Wenn die Fed auf ihrer Sitzung am 27. Juli tatsächlich eine weitere Anhebung um 75 Basispunkte vornimmt, wird sie den Leitzins von fast 0 % vor nur viereinhalb Monaten auf eine Spanne von 2,25 % bis 2,5 % gebracht haben. Dies entspricht den Schätzungen der meisten Fed-Vertretern für den langfristigen neutralen Zinssatz. Nach unserer Einschätzung könnte der neutrale Zinssatz bei knapp unter 2 % liegen, wenn man die wirtschaftliche Verlangsamung bedenkt, die eintrat, als die Fed den Leitzins Ende 2018 das letzte Mal über 2 % anhob. In jedem Fall wird eine weitere Straffung nach der Juli-Sitzung den Leitzins weiter in den restriktiven Bereich drücken. Die Fed hat mitgeteilt, dass sie wahrscheinlich erst dann auf die Bremse treten wird, wenn sie eine überzeugende Verschiebung der monatlichen Inflationswerte sieht, die Fortschritte in Richtung des 2 %-Ziels der Fed signalisieren würde. Diese Botschaft wird Powell voraussichtlich auf seiner Pressekonferenz nach der Sitzung bekräftigen. Darüber hinaus sollten jedoch folgende Punkte ebenfalls im Auge behalten werden:
Erstens, die Art und Weise, wie die Fed die aktuelle Wirtschaftslage einstuft.

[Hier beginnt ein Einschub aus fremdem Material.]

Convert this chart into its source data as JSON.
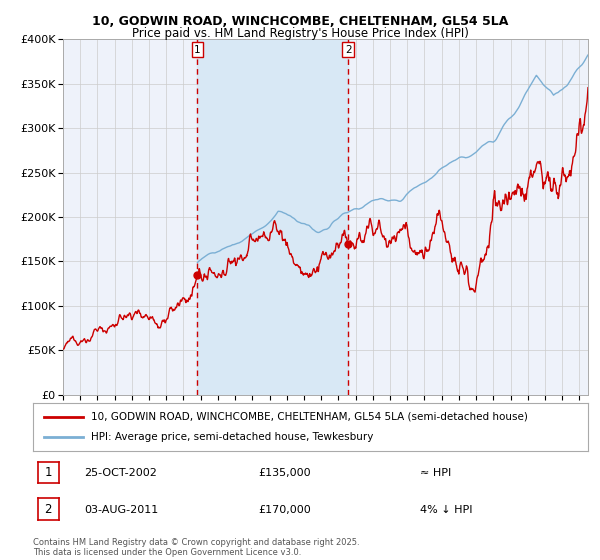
{
  "title_line1": "10, GODWIN ROAD, WINCHCOMBE, CHELTENHAM, GL54 5LA",
  "title_line2": "Price paid vs. HM Land Registry's House Price Index (HPI)",
  "legend_label1": "10, GODWIN ROAD, WINCHCOMBE, CHELTENHAM, GL54 5LA (semi-detached house)",
  "legend_label2": "HPI: Average price, semi-detached house, Tewkesbury",
  "transaction1_date": "25-OCT-2002",
  "transaction1_price": "£135,000",
  "transaction1_rel": "≈ HPI",
  "transaction2_date": "03-AUG-2011",
  "transaction2_price": "£170,000",
  "transaction2_rel": "4% ↓ HPI",
  "footnote": "Contains HM Land Registry data © Crown copyright and database right 2025.\nThis data is licensed under the Open Government Licence v3.0.",
  "red_line_color": "#cc0000",
  "blue_line_color": "#7bafd4",
  "background_color": "#ffffff",
  "plot_bg_color": "#eef2fa",
  "shaded_region_color": "#d8e8f5",
  "grid_color": "#cccccc",
  "vline_color": "#cc0000",
  "transaction1_x": 2002.81,
  "transaction2_x": 2011.58,
  "ylim_min": 0,
  "ylim_max": 400000,
  "xlim_min": 1995.0,
  "xlim_max": 2025.5,
  "hpi_start_x": 2002.81
}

Gegenwärtig gibt es gemischte Signale über die aktuelle Wirtschaftskraft und die voraussichtliche kurzfristige Entwicklung der monatlichen Inflationsmesswerte.
- Die Wohnbautätigkeit und die Hypothekenanträge sind stark zurückgegangen, der Anstieg der Immobilienpreise hat sich jedoch noch nicht abgeschwächt.
- Die realen Verbraucherausgaben sind rückläufig, während die nominalen Ausgaben hingegen nicht nachlassen.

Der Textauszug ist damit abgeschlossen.